Continuous glucose monitoring has revealed that traditional oatmeal, despite its healthy reputation, contains surprisingly high carbs relative to its protein content. Even when combined with protein, oatmeal can trigger significant blood sugar spikes for many people, leading to energy crashes later in the day. No-Oats offers the same convenient prep-ahead benefits of overnight oats while helping maintain stable blood sugar levels.
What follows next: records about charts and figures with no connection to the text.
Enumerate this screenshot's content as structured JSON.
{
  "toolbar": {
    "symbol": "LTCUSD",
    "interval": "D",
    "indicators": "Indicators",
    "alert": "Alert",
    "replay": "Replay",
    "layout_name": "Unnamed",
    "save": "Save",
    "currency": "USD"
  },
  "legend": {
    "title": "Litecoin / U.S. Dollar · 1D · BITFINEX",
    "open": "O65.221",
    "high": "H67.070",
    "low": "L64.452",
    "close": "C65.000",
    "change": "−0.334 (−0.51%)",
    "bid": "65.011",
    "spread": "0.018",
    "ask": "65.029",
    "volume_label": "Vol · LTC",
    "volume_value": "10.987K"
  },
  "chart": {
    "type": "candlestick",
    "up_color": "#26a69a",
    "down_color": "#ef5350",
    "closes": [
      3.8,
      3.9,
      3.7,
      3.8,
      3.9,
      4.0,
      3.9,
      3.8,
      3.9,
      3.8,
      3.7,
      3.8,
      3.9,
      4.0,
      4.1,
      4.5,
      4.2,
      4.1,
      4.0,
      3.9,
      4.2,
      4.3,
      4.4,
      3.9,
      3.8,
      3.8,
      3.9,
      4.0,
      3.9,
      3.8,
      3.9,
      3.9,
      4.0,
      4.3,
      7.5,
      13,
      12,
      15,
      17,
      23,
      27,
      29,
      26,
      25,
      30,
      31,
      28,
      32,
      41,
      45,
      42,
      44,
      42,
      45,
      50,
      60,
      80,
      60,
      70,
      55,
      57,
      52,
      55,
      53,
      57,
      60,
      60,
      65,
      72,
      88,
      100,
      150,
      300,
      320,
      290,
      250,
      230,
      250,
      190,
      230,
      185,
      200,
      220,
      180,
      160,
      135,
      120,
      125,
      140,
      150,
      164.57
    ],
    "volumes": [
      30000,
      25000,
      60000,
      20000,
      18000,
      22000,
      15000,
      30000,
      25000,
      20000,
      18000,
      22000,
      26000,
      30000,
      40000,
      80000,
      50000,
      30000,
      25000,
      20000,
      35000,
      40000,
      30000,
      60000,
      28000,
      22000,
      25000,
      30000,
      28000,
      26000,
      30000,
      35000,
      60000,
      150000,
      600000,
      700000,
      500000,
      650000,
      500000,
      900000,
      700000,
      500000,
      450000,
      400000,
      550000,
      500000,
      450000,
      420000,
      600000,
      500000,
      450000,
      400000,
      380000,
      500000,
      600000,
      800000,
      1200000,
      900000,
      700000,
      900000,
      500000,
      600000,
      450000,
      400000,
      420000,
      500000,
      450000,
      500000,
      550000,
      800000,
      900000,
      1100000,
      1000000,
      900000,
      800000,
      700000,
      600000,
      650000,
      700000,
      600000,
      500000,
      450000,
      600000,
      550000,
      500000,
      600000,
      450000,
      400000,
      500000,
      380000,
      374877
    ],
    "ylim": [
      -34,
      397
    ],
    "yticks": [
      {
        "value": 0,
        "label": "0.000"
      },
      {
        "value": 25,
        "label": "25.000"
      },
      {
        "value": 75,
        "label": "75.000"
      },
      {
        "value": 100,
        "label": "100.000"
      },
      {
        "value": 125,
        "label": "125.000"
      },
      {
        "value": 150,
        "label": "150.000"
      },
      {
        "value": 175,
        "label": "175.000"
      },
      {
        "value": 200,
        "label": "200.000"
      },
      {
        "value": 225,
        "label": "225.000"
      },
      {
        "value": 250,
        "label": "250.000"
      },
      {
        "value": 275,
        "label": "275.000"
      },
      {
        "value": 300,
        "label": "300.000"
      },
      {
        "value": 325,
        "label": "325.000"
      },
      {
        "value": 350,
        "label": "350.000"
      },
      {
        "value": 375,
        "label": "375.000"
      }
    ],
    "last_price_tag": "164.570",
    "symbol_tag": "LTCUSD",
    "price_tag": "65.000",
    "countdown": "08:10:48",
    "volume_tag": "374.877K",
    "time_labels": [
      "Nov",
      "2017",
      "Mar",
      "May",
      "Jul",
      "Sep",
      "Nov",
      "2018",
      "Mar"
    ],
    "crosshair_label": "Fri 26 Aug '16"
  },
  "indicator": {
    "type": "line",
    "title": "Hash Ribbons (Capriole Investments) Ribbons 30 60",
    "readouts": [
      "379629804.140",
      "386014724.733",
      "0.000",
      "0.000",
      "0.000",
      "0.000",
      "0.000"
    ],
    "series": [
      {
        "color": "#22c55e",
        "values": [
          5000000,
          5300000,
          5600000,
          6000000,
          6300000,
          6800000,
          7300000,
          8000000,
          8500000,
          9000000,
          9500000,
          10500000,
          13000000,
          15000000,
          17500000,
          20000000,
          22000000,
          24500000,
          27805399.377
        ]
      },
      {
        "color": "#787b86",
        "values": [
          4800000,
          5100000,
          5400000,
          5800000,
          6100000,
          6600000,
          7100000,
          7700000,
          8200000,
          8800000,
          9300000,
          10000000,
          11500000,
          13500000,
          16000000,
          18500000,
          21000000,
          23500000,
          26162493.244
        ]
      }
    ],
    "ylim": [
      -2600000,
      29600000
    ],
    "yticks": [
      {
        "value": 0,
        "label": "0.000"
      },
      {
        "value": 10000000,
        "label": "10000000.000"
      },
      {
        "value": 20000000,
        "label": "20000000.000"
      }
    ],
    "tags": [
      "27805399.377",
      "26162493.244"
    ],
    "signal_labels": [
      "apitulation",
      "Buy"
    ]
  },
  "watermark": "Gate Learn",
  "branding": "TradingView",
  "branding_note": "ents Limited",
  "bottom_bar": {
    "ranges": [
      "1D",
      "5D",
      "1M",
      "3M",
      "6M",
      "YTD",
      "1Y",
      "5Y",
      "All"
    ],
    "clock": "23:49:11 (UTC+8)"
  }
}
As an added bonus, one serving provides nearly half your daily fiber intake!
Equipment Needed
16-ounce mason jar (for storing the dry mix)
Individual lidded jars (for serving portions)
Base Recipe Ingredients
¾ cup chia seeds or basil seeds
¾ cup ground flax
¾ cup hemp hearts
1/4 cup buckwheat grouts, pre-soaked overnight for better digestion (optional)
1 tsp vanilla
2 chopped dates (optional)
Basic Preparation Instructions
Create Your Base Mix:
Combine chia seeds (or basil seeds), ground flax, and hemp hearts in a mason jar
Shake well to mix
Store unused portion in the refrigerator
For One Serving:
Measure ⅓ to ½ cup of the No-Oats mixture into a lidded jar
Add your favorite flavoring (optional): cinnamon, cardamom, cacao powder, or vanilla
Pour in double the amount of liquid (⅔ - 1¼ cups of unsweetened nut milk, full-fat dairy, or water)
Stir well
Note: If using basil seeds, you'll need extra liquid as they absorb more
Choose Your Method:
Overnight: Store in the refrigerator with the lid on
Quick Version: Use warm water and wait 5-8 minutes for the seeds to gel
Protein-Boosted Version
For extra protein, try this enhanced version:
Mix ⅓ cup dry seed mix (try chia seeds) with 1 scoop of protein powder of choice
Shake well in a lidded jar
Add ⅓ cup room temperature water and mix thoroughly
Add ⅓ cup hot water and shake again
Pro tip: Always start with room temperature water when using protein powder to prevent clumping
Topping Ideas
Make your No-Oats exciting with these toppings:
Raw granola (I like Purely Elizabeth Vanilla Almond Butter Keto)
Fresh berries
Nut butter
Tahini
Greek or unsweetened dairy-free yogurt (I like Cocojune Organic unsweetened Vanilla)
Nuts
Pumpkin seeds
Cacao nibs
Ground cinnamon
Nutritional Information
(Per ½ cup serving)
Calories: 178
Carbohydrates: 8g
Protein: 8g
Fat: 13g
Fiber: 7g
Sugar: 1g
Iron: 3mg
Calcium: 110mg
Store unused No-Oats mix in the refrigerator to maintain freshness.
This versatile breakfast option provides stable energy levels and satisfying nutrition. Whether you're managing blood sugar, following a low-carb diet, or simply looking for a nutritious breakfast option, No-Oats delivers!